現在、世界中でACTに関する約60冊の書籍が出版されている。関連する実証的研究の刊行ペースは急上昇している。この研究・実践開発プログラムはさまざまなレビュー論文で詳しく検討されており(例:Hayes, Bissett, et al., 2004; Hayes, Luoma, Bond, Masuda, & Lillis, 2006; Öst, 2008)、懐疑的な観察者でさえ私たちが進歩を遂げていることには同意している(例:Powers, Vörding, & Emmelkamp, 2009)。こうした実質的な進歩のおかげで、本書のほとんどのセクションにおける学術的引用の頻度を減らすことができた。初版には非常に密度の高い実証的・概念的記述が含まれていた——主として私たちのモデルに真剣な学術的注目が向けられることを正当化するためだったが——そのテキストの密度が読者にとっての理解や読みやすさを妨げていた。これ以上の探求に積極的な読者ならばこの一冊を超えて読み進めることをいとわないと仮定すれば、逐一の実証的正当化はもはや私たちの現在の目的にとって必須ではないように思われる。私たちは読者がデータを概念的にどのように捉えているかを大まかに理解できる十分な骨格と、最小限の追加的努力で学術的基盤を見つけられる十分なリンクを含めている。

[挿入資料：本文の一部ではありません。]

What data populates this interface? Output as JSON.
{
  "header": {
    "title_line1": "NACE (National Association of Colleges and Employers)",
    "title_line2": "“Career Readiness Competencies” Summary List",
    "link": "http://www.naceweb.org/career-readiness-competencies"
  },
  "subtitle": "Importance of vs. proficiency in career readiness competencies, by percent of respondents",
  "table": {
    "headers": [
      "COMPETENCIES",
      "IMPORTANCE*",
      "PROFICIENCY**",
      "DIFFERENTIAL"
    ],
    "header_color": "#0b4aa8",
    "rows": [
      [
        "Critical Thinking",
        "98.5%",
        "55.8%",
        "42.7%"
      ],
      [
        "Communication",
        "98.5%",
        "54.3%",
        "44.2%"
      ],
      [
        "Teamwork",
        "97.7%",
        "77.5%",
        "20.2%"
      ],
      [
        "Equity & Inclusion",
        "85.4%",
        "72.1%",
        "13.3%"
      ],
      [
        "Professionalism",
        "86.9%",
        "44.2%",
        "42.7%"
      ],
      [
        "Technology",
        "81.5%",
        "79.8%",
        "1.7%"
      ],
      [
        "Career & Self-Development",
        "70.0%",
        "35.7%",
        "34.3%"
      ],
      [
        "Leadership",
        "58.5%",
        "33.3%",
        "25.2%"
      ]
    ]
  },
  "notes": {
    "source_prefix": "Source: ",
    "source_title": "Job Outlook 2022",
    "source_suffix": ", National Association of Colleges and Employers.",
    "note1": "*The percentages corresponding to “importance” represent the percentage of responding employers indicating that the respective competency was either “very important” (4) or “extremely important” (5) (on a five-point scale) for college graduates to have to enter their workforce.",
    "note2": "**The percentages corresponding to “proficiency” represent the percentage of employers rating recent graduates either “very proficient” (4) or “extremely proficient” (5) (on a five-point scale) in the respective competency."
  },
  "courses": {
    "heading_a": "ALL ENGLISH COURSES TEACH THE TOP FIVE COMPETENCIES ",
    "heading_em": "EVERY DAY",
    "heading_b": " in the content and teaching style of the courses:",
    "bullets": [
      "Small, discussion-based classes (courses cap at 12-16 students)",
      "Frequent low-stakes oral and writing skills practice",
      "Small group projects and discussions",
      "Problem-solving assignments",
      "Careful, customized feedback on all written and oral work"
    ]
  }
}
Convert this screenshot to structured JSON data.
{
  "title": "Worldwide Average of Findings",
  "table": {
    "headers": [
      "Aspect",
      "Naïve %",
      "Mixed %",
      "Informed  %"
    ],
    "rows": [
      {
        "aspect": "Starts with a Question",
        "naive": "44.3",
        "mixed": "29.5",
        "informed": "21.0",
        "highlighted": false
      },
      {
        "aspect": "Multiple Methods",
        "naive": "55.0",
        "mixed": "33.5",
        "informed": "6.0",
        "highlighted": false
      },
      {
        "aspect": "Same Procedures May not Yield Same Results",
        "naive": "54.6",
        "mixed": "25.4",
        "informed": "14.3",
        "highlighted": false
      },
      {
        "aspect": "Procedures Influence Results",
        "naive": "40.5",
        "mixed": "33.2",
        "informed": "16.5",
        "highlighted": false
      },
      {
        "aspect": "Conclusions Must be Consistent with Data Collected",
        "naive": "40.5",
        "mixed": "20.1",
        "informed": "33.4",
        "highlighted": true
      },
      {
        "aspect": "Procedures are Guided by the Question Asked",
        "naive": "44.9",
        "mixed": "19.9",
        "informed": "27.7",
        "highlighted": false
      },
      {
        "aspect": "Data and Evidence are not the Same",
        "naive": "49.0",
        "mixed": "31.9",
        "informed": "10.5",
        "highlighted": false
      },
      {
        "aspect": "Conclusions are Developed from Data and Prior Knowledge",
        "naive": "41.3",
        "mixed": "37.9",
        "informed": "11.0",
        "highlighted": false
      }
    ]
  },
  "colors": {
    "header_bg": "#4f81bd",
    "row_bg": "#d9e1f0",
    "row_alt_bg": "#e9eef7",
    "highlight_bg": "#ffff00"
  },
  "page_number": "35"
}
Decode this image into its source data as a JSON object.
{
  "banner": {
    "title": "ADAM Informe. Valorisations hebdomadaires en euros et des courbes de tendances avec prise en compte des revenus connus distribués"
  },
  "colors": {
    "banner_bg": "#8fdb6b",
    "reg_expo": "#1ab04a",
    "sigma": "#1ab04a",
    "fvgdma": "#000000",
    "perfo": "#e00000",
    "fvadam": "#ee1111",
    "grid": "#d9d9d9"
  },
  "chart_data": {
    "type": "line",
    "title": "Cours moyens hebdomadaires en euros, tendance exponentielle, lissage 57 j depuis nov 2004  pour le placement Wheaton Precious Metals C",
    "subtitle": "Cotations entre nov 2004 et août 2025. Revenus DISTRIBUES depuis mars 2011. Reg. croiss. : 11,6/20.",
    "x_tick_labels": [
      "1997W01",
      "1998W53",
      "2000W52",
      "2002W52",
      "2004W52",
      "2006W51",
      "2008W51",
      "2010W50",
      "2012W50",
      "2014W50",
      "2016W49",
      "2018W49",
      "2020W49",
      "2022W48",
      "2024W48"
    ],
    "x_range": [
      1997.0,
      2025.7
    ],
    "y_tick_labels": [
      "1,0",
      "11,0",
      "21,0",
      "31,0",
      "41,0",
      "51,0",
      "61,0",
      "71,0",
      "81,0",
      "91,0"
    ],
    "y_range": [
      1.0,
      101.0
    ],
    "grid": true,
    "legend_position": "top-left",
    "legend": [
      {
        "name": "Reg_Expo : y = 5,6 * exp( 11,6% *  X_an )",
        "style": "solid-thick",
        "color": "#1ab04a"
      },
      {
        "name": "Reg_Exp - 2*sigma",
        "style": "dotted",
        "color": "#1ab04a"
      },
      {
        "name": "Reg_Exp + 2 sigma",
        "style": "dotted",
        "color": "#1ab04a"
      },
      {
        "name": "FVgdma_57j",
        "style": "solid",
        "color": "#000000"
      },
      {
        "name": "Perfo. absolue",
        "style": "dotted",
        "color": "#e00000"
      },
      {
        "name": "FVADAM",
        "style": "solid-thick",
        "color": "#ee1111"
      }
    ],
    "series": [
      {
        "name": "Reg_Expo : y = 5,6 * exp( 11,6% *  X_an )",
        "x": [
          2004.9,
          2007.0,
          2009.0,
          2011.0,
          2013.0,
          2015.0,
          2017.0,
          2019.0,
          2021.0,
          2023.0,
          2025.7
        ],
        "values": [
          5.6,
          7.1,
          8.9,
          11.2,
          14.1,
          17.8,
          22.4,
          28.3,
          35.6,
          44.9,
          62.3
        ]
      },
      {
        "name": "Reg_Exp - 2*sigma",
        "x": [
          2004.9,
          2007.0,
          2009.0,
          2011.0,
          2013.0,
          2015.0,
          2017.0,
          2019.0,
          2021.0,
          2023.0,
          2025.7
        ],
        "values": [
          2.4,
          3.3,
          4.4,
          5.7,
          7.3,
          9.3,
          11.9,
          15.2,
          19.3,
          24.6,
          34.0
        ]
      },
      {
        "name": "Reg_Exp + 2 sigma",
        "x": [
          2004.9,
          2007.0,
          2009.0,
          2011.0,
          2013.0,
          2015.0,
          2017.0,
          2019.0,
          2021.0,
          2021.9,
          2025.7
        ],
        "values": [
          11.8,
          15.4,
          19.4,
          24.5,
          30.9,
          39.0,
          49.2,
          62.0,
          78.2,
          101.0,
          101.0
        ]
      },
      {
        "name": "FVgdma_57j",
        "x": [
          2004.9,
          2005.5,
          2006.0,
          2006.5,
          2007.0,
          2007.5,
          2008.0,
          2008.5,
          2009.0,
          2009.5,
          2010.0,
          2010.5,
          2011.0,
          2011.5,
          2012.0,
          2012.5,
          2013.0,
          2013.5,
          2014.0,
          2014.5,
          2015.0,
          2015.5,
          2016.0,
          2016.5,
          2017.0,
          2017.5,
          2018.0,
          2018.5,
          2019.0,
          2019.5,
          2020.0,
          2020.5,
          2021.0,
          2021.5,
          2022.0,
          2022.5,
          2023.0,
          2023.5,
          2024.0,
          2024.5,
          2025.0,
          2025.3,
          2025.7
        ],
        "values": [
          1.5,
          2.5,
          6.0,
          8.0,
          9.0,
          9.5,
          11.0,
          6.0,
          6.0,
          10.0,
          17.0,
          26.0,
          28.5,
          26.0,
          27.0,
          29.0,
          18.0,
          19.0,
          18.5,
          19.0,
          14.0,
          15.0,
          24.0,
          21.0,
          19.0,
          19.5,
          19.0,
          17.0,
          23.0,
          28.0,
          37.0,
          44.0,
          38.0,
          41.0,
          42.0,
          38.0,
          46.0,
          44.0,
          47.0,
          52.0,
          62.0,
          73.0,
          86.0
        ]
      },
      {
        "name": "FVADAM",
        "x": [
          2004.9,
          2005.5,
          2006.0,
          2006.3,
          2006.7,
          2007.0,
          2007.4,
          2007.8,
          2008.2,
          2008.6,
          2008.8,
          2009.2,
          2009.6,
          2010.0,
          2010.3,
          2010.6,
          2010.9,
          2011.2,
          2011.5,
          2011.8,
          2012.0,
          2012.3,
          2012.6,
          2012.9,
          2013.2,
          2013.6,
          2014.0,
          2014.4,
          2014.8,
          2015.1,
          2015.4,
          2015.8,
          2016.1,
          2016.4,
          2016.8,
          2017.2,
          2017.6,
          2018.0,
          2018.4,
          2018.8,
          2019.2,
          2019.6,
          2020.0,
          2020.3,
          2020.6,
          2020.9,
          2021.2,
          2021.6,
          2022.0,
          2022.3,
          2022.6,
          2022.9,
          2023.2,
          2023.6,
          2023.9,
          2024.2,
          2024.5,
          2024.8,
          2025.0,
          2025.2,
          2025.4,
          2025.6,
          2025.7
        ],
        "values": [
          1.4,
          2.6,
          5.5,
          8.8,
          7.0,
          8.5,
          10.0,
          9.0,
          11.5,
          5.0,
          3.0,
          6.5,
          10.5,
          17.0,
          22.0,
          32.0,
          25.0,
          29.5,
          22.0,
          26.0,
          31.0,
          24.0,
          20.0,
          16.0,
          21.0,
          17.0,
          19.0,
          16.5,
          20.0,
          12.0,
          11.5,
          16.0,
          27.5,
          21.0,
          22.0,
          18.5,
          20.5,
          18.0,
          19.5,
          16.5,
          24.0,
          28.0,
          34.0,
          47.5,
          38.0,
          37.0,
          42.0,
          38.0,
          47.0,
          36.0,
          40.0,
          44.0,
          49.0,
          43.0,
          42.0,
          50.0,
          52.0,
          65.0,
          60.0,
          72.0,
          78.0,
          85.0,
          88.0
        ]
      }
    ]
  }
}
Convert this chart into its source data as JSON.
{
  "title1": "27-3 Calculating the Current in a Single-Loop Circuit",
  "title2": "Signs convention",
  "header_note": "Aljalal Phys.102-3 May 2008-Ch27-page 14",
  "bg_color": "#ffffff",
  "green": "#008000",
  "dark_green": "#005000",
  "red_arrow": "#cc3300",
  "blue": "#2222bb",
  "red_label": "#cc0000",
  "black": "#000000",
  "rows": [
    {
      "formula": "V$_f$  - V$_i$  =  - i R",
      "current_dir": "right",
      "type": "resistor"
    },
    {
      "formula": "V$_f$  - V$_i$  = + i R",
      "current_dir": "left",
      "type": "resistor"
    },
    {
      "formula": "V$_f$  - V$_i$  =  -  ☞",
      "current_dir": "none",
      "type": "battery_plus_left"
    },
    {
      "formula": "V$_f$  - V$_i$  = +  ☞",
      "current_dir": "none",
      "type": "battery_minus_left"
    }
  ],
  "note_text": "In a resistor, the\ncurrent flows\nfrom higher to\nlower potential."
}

ACTの根底にある考え方のいくつかは、急速に主流の概念となりつつある。批評家たちは、これは自分たちが以前から意味していたことだと今では頻繁に述べる。そのような修正主義的な解釈は、長い記憶を持つACTの著者たちには苛立ちを覚えさせるかもしれないが、それが進歩の作られ方であるので、新しい読者を遠ざける必要はない。一方で、「アクセプタンス」を少々つまみ食いし、「脱フュージョン」を少々加えるだけでは、ACTモデルの正当な評価にも、その十全な恩恵を受けることにもならない。私たちは、モデル全体とその知識発展の戦略が完全に理解されることを望んでいる。なぜなら、そのレベルの習熟こそが、今流行りの技法や概念をつまみ食いするだけ——まるでより良い治療がファッションの問題であるかのように——よりも、長期的には大きな進歩をもたらすと思われるからである。

ACTモデルは今や十分に知られるようになり、定期的に批判を招くほどになった。懐疑論者に対する私たちの対応は、彼らを私たちの学術大会に招くことであり、主要な批判のすべてに応えようとすることだが、それをオープンさと理性の感覚、追加的なデータ、そしてさらなる発展の努力を持って行うことであり、誰もが研究とつながり、価値あるものを取り、欠けているものを貢献できるよう、オープンで協力的かつ非階層的なコミュニティを作り出すことである。ACTは、それが生まれてきた諸伝統を損なうために作られたのではなく、万能薬を標榜するものでもない。ACTの実践者としての私たちの目的は、苦しんでいる人々に可能な限り最善の形で貢献し、人間の状況の困難さにより相応しい心理学の実践を発展させるべく努力することである。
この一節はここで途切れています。